In den 1930er Jahren ist die deutsche Milchwirtschaft grundlegend umstrukturiert worden.

Aufgrund der sogenannten Agrarkartellierung wurden alle milchviehhaltenden Höfe dazu gezwungen, ihre Milch an eine bestimmte Molkerei innerhalb eines bestimmten Einzugsgebietes abzuliefern.

Mit dieser Maßnahme sollte in erster Linie eine autarke Versorgung der deutschen Bevölkerung mit Fett und Eiweiß im eventuellen Kriegsfall sichergestellt und eine Versorgungskrise wie im Ersten Weltkrieg vermieden werden.
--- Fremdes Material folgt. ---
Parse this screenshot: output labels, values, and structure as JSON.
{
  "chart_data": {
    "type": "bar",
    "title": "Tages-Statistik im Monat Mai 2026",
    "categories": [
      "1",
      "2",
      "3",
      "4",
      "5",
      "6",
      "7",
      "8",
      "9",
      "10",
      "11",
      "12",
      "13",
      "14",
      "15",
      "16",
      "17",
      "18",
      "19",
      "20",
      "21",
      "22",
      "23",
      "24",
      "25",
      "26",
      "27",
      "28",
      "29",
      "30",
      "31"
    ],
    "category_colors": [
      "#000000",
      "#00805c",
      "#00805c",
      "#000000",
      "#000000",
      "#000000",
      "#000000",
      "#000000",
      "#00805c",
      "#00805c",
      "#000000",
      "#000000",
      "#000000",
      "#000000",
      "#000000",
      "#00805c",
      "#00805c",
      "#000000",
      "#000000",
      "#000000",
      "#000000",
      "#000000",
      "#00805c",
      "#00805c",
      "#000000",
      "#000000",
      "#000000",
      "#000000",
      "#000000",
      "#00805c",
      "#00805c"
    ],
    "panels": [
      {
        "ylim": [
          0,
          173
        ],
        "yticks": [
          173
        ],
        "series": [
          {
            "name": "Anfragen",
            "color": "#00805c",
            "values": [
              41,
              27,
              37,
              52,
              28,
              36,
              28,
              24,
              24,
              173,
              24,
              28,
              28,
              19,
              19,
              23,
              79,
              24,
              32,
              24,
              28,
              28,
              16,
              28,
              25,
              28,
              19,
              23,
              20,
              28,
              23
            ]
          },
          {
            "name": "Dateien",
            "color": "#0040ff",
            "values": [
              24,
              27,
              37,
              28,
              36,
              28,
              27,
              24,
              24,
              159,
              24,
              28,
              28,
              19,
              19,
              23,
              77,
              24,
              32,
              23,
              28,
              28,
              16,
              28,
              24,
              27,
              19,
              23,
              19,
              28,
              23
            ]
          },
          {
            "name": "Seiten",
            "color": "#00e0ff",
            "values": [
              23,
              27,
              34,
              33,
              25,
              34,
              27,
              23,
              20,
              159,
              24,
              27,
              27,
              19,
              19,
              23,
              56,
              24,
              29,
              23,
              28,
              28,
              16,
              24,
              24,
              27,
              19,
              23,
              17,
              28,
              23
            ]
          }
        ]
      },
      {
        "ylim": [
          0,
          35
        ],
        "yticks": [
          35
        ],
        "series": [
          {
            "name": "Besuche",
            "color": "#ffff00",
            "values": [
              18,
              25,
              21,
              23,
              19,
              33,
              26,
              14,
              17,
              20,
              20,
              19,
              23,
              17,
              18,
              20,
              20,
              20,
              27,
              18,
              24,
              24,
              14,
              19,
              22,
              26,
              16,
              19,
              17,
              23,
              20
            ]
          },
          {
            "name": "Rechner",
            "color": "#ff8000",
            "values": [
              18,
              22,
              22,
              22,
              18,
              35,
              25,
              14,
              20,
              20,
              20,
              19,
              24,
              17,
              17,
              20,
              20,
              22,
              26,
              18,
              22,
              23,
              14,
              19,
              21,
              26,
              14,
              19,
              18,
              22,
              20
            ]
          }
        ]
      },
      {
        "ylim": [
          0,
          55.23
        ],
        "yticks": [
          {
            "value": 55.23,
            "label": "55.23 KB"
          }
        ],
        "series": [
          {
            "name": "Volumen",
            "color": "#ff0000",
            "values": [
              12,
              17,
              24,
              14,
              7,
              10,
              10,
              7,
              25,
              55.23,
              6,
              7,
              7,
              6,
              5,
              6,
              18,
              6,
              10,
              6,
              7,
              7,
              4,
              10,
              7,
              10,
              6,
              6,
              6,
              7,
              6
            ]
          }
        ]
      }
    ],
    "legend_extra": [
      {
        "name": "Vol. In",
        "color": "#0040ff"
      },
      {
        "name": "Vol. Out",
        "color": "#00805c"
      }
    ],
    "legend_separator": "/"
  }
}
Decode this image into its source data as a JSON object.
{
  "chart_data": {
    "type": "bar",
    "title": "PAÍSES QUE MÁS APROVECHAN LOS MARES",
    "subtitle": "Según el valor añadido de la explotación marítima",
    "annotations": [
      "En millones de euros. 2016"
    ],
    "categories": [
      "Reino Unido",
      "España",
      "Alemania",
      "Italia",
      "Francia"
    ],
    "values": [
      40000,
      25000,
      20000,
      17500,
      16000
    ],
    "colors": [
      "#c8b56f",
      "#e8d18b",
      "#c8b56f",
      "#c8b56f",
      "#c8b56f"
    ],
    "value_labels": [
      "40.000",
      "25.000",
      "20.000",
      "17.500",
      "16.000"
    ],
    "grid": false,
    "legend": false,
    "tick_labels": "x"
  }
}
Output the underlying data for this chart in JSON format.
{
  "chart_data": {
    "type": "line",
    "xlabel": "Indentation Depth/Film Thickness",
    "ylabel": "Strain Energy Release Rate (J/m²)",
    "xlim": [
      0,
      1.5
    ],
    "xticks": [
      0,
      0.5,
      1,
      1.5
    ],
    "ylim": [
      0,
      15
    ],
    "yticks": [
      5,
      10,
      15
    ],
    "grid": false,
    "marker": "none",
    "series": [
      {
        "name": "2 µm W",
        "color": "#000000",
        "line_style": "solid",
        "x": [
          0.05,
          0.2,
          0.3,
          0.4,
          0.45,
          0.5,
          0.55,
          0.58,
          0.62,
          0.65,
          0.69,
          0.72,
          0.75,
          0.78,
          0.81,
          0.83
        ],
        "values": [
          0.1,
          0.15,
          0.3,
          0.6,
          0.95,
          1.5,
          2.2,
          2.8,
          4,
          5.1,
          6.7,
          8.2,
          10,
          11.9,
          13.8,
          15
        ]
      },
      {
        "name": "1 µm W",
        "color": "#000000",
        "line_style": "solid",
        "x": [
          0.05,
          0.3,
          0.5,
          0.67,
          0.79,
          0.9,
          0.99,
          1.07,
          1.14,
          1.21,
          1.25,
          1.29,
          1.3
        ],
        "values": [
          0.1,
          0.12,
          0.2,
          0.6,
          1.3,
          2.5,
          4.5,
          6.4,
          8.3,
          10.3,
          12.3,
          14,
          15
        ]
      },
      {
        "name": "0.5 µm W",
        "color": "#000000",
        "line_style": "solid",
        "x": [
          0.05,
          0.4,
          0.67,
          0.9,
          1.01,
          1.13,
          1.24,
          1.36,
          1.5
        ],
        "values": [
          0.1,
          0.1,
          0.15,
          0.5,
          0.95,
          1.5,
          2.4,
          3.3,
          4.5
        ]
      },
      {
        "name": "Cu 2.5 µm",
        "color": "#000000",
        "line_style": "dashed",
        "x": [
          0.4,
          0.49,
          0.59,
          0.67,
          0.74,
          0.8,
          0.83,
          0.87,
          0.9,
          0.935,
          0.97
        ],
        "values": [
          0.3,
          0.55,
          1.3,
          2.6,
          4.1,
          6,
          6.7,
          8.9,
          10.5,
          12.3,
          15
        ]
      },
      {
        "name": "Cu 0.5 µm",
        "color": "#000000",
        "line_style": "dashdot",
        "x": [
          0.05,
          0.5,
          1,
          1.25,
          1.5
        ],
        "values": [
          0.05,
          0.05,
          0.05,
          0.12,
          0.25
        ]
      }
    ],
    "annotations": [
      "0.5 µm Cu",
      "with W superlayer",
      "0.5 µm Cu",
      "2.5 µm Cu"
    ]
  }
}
Eine Nebenwirkung dieser Zwangsmaßnahme war eine drastische Einschränkung der Geschmacksvielfalt der Butter- und Käsesorten.

Denn mit dem Ablieferungszwang entfiel zugleich auch das Buttermachen im traditionellen Butterfass aus Holz, dessen eigene Bakterienstämme nach drei bis vier Tagen Lagerung zusätzliche Aromen produzieren.

Weitere Geschmacksvielfalt ging der Butter verloren durch den technisierten Entzug von Buttermilch und Wasser in Zentrifugen und Edelstahl-Butterfertigern.

Der Buttergeschmack wurde seitdem vereinheitlicht und, wie Kritiker meinen, auch fade und steril.